“Immaginazione contro la sofferenza”: al via a Bologna la stagione 2011 del Teatro Ridotto

ULTIMO AGGIORNAMENTO 11:53

“Immaginazione contro la sofferenza”, è questa la parola chiave della stagione 2011 del Teatro Ridotto di Bologna, con una programmazione tutta all’insegna del delicato e complesso rapporto esistente tra arte e malattia.
Dal 19 febbraio e fino alla giornata del 30 maggio 2011, dedicata interamente a Torgeir Wethal, uno dei fondatori dell’Odin Teatret recentemente scomparso, a cui sarà intitolata la biblioteca del teatro, lo stabile bolognese porterà in scena artisti che tramite la drammaturgia scenica racconteranno le loro esperienze di dolore e sofferenza.

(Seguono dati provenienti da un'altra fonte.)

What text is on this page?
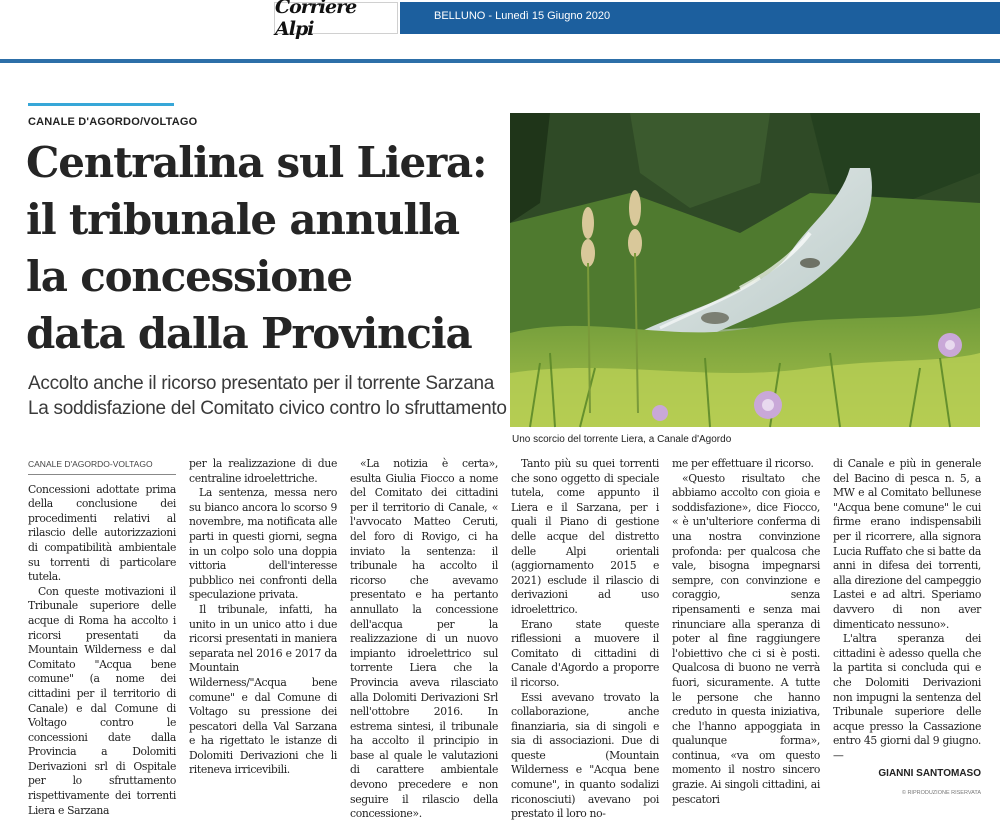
Corriere Alpi
BELLUNO - Lunedì 15 Giugno 2020
CANALE D'AGORDO/VOLTAGO
Centralina sul Liera:
il tribunale annulla
la concessione
data dalla Provincia
Accolto anche il ricorso presentato per il torrente Sarzana
La soddisfazione del Comitato civico contro lo sfruttamento
Uno scorcio del torrente Liera, a Canale d'Agordo
CANALE D'AGORDO-VOLTAGO

Concessioni adottate prima della conclusione dei procedimenti relativi al rilascio delle autorizzazioni di compatibilità ambientale su torrenti di particolare tutela.

Con queste motivazioni il Tribunale superiore delle acque di Roma ha accolto i ricorsi presentati da Mountain Wilderness e dal Comitato "Acqua bene comune" (a nome dei cittadini per il territorio di Canale) e dal Comune di Voltago contro le concessioni date dalla Provincia a Dolomiti Derivazioni srl di Ospitale per lo sfruttamento rispettivamente dei torrenti Liera e Sarzana

per la realizzazione di due centraline idroelettriche.

La sentenza, messa nero su bianco ancora lo scorso 9 novembre, ma notificata alle parti in questi giorni, segna in un colpo solo una doppia vittoria dell'interesse pubblico nei confronti della speculazione privata.

Il tribunale, infatti, ha unito in un unico atto i due ricorsi presentati in maniera separata nel 2016 e 2017 da Mountain Wilderness/"Acqua bene comune" e dal Comune di Voltago su pressione dei pescatori della Val Sarzana e ha rigettato le istanze di Dolomiti Derivazioni che li riteneva irricevibili.

«La notizia è certa», esulta Giulia Fiocco a nome del Comitato dei cittadini per il territorio di Canale, « l'avvocato Matteo Ceruti, del foro di Rovigo, ci ha inviato la sentenza: il tribunale ha accolto il ricorso che avevamo presentato e ha pertanto annullato la concessione dell'acqua per la realizzazione di un nuovo impianto idroelettrico sul torrente Liera che la Provincia aveva rilasciato alla Dolomiti Derivazioni Srl nell'ottobre 2016. In estrema sintesi, il tribunale ha accolto il principio in base al quale le valutazioni di carattere ambientale devono precedere e non seguire il rilascio della concessione».

Tanto più su quei torrenti che sono oggetto di speciale tutela, come appunto il Liera e il Sarzana, per i quali il Piano di gestione delle acque del distretto delle Alpi orientali (aggiornamento 2015 e 2021) esclude il rilascio di derivazioni ad uso idroelettrico.

Erano state queste riflessioni a muovere il Comitato di cittadini di Canale d'Agordo a proporre il ricorso.

Essi avevano trovato la collaborazione, anche finanziaria, sia di singoli e sia di associazioni. Due di queste (Mountain Wilderness e "Acqua bene comune", in quanto sodalizi riconosciuti) avevano poi prestato il loro no-

me per effettuare il ricorso.

«Questo risultato che abbiamo accolto con gioia e soddisfazione», dice Fiocco, « è un'ulteriore conferma di una nostra convinzione profonda: per qualcosa che vale, bisogna impegnarsi sempre, con convinzione e coraggio, senza ripensamenti e senza mai rinunciare alla speranza di poter al fine raggiungere l'obiettivo che ci si è posti. Qualcosa di buono ne verrà fuori, sicuramente. A tutte le persone che hanno creduto in questa iniziativa, che l'hanno appoggiata in qualunque forma», continua, «va om questo momento il nostro sincero grazie. Ai singoli cittadini, ai pescatori

di Canale e più in generale del Bacino di pesca n. 5, a MW e al Comitato bellunese "Acqua bene comune" le cui firme erano indispensabili per il ricorrere, alla signora Lucia Ruffato che si batte da anni in difesa dei torrenti, alla direzione del campeggio Lastei e ad altri. Speriamo davvero di non aver dimenticato nessuno».

L'altra speranza dei cittadini è adesso quella che la partita si concluda qui e che Dolomiti Derivazioni non impugni la sentenza del Tribunale superiore delle acque presso la Cassazione entro 45 giorni dal 9 giugno. —

GIANNI SANTOMASO
© RIPRODUZIONE RISERVATA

Lina Della Rocca e Erri De Luca sono soltanto alcuni dei nomi in un cartellone ricco di attività ed eventi, come la serata organizzata dalla Casa dei Risvegli Luca De Nigris, con le testimonianze dei familiari dei giovani colpiti dal coma. Riprendono, dal 18 febbraio fino a metà aprile, accanto agli spettacoli, anche i seminari sul lavoro dell’attore.

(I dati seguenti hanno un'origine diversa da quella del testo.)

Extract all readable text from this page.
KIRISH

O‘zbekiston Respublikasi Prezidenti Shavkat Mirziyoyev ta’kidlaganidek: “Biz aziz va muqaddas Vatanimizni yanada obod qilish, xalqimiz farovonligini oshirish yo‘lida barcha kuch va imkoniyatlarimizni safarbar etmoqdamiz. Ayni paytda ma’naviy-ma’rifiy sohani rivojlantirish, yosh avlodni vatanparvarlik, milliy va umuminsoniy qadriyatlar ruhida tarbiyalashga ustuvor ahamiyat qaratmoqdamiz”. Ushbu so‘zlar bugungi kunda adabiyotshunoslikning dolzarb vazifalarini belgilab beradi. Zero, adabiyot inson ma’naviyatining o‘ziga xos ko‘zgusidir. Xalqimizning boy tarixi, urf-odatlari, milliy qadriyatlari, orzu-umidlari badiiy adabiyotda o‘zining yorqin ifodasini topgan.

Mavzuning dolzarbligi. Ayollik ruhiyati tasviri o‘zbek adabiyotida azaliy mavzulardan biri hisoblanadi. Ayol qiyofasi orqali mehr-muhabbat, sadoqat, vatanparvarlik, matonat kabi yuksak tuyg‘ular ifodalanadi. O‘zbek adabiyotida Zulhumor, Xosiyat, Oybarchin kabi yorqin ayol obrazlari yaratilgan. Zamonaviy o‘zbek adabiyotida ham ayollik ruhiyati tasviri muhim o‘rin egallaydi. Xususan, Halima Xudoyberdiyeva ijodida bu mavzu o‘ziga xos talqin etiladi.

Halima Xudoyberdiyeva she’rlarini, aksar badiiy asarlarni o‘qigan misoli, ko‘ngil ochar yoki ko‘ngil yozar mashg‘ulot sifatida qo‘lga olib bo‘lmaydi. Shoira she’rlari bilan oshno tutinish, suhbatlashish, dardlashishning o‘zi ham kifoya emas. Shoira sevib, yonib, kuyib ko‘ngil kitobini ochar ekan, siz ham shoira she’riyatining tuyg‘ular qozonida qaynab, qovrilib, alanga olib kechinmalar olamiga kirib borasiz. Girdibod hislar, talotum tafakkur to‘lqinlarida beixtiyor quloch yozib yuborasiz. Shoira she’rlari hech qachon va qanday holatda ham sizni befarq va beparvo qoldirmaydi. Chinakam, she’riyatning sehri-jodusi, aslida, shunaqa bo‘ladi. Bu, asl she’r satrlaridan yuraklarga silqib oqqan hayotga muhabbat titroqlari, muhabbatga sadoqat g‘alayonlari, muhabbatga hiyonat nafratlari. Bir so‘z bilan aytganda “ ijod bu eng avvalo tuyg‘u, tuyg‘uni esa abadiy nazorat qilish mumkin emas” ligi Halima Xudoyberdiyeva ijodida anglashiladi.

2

«Questa stagione – ha dichiarato in conferenza stampa il direttore artistico del Ridotto, Renzo Filippetti – rappresenta una doppia sfida: da un lato essere riusciti a fare il cartellone nonostante la scarsità dei finanziamenti, e dall’altro la scelta di affrontare un tema così complesso». «La malattia – ha spiegato il responsabile scientifico del centro universitario “La Soffitta” del Dams di Bologna – è in questa programmazione intesa non solo come debolezza, ma anche come un’esperienza che può essere vissuta in modo differente e cioè come sfida. Non a caso Artaud sosteneva che solo la sofferenza permette di conoscere e di conoscersi veramente».